Things to watch out for:
Cremation services that advertise $495 or a similar number. Problem: These prices tend not to include the retrieval of the body, something that adds significantly to the price. Another issue often connected with this sort of price is a longer than expected waiting period for the return of the ashes to the family, three weeks or longer is not uncommon. If one does wish the return of the cremated remains within a timely manner, a week or so, there is often an additional fee levied for this service. Finally, urns are not usually included in these cut-rate prices.
Advice: Make sure you get a narrow price range for retrieving the body, they will need to know where the body is to give you that number but they should be able to come close to what the final cost will be with that information. One also should ask if there is an extra fee in connection with getting the cremated remains within a week. Ask about the price range for urns sold by the cremation service and if one is required to purchase an urn from the service in connection with the "bargain" fee.
Packages that do not fit your needs. Problem: Packages can vary in how much real savings they provide to families. "Bargain" packages in particular can be troublesome if one chooses a package and then changes a few items. Most people do not realize that you are now paying the a la carte pricing for everything that was previously discounted under the package. The bottom line is that one ends up paying a substantially higher price for modifying a few elements of the package.
Advice: Shop around to find a place that has a package that will suit your needs at a reasonable price. Of course, one does tailor a funeral for each person, but make sure to find out which things can be changed without "breaking" the pricing structure of the package. Some mortuaries may have prices already set so low that packages are merely a convenient method to inform the family of the typical items that make up a funeral service. In this case there is no package pricing to break so changes can made without fear of losing a good price.
Bundling. Problem: Bundling occurs when mortuaries advertise prices that seem substantially lower than surrounding competitors are, but then require that the casket and vault be purchased through them at a considerable markup. If one purchases either a casket or a vault from someone else, a higher pricing scheme is introduced.
Advice: Make sure when getting quotes from funeral homes that you find out if the price they are telling you requires that you purchase the casket and vault from them. With so many casket stores offering discount pricing for caskets and vaults it can be an advantage to find a funeral home that does not require you to purchase either item from them.
The average cost of funeral services: The National Funeral Directors Association (NFDA) performed a survey of the mortuaries general price lists for 2006. This survey revealed a national average of $7,323 for services consisting of:
- Non-declinable basic services fee
- Removal/transfer of remains to funeral home
- Other preparation of the body
- Use of facilities/staff for viewing
- Use of facilities/staff for funeral ceremony
- Service car/van
- Basic memorial printed package (e.g., memorial cards, register book, etc.)
- Metal casket
- Vault (Required by some cemeteries)
Note: This price does not include cemetery, monument or marker costs, or miscellaneous cash-advance charges, such as flowers or obituaries.
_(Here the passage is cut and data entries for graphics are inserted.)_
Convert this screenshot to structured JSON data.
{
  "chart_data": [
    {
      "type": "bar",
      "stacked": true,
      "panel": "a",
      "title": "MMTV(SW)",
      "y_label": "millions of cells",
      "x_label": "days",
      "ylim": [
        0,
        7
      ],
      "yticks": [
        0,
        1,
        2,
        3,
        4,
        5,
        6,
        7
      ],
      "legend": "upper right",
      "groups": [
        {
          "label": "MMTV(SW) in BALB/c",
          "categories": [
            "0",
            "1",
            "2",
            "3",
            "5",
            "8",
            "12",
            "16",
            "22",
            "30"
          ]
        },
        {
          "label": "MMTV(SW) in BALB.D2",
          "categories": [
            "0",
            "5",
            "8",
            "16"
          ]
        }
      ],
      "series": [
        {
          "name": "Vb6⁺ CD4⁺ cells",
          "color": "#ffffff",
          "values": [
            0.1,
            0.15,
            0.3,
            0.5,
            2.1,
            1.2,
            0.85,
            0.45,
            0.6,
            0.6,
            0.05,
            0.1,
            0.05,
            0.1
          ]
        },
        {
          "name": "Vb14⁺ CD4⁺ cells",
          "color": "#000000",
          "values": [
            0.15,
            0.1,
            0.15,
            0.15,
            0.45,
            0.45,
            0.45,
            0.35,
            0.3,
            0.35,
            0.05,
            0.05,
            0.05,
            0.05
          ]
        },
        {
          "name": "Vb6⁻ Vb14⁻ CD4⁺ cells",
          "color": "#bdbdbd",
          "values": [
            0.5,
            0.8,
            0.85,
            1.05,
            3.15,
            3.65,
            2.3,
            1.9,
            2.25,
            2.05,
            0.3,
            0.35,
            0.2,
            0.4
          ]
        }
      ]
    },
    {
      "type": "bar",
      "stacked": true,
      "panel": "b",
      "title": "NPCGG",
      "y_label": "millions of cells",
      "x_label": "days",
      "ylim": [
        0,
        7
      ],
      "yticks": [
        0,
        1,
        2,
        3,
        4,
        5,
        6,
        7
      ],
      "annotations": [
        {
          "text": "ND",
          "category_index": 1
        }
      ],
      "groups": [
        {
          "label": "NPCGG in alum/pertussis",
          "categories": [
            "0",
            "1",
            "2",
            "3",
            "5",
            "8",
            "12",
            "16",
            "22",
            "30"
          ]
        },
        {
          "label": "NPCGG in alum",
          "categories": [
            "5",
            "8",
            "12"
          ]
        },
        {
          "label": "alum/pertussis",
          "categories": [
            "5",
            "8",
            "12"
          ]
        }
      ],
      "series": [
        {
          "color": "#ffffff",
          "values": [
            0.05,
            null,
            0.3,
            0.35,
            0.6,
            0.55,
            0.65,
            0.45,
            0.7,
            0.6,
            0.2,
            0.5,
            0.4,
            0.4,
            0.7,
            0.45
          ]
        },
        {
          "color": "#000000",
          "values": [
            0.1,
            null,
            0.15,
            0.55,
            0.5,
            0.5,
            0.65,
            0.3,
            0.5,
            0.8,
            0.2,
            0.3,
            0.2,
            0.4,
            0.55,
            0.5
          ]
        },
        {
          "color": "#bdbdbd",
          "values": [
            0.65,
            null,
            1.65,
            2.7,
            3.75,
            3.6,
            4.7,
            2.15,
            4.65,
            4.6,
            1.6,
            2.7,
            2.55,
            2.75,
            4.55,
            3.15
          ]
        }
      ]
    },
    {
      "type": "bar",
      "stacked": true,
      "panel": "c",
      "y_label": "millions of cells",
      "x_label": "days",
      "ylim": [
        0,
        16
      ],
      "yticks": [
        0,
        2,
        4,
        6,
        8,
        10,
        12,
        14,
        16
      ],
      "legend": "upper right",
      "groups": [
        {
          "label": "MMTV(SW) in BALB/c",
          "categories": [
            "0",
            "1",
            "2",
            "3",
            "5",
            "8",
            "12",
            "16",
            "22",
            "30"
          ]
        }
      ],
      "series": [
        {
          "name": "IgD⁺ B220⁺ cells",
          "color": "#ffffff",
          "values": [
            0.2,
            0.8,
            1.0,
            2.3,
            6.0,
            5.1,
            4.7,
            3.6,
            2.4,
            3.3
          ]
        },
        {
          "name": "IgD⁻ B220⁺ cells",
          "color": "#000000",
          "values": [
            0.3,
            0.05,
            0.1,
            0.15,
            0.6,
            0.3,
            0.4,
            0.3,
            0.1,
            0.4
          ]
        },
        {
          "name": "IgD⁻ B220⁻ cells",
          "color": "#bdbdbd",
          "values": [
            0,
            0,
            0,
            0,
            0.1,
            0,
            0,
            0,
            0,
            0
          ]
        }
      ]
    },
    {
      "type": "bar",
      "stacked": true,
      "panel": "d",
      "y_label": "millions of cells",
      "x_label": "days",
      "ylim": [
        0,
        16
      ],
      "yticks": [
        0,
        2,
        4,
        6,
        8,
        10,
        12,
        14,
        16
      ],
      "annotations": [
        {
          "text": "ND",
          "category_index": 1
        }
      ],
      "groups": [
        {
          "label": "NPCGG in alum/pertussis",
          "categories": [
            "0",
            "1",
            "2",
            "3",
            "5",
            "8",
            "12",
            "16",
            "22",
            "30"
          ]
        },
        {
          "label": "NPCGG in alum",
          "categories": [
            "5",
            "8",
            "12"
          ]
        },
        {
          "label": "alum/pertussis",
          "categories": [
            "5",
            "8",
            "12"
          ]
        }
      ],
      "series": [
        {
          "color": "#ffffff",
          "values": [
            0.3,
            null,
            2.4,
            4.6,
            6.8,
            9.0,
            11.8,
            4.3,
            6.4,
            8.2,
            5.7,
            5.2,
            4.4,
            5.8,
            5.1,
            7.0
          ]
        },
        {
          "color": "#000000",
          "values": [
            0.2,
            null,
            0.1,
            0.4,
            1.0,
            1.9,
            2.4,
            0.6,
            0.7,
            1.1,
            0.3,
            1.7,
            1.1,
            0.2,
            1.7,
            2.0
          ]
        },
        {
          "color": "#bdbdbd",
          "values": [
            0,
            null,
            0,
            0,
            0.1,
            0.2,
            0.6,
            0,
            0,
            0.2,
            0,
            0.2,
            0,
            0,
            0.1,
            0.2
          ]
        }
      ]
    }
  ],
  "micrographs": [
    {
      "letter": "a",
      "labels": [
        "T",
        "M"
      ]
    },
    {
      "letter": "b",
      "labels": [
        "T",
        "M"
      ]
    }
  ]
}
As this is a national average, you may find the prices in your region above or below this figure. Also take note that the prices in this survey are from 2006.To see New Options' prices please click here.
- A place to meet and make arrangements with the family.
- A room for holding viewings.
- A chapel for holding funeral or memorial services.
- A casket show room for selling caskets, urns and other merchandise to the family.
- A room for performing the preparations on the decedent, i.e. embalming or preparing for cremation.
- New Options meets with families in the familiar surroundings of their own home. If for some reason the family wishes to meet elsewhere we can meet them at any other place of their choosing including our home office.
- Many families have a connection with a local place of worship who are happy to accommodate families and allow viewings to take place on their premises. We also understand that not all families attend places of worship. New Options has a large network of locations available for viewings.
- As noted in point B. it's not unusual for families to have a connection with a place of worship who are happy to serve the families with the use of their premises. If the family is not connected with a place of worship New Options has a large and diverse network of locations for funeral or memorial services.
- We've found that having a show room for caskets is not a critical part of having a mortuary. While this may sound strange at first, by simply providing photo books of the caskets we eliminate the need to carry caskets in stock and the floor space to show them. Both of these have an impact on the price you pay. Should a family wish to see the casket of their choosing we have the ability to retrieve the casket in a short time frame for viewing. Another important resource in this area has been the rise of casket stores that allow families to view the caskets and purchase caskets in a show room at very reasonable prices.
- A preparation room is one area that is, of course, vital to the running of a funeral home. New Options has built a facility for this purpose without attaching the other elements of a mortuary, allowing us to serve families fully without unnecessarily extending the overhead into other areas of service.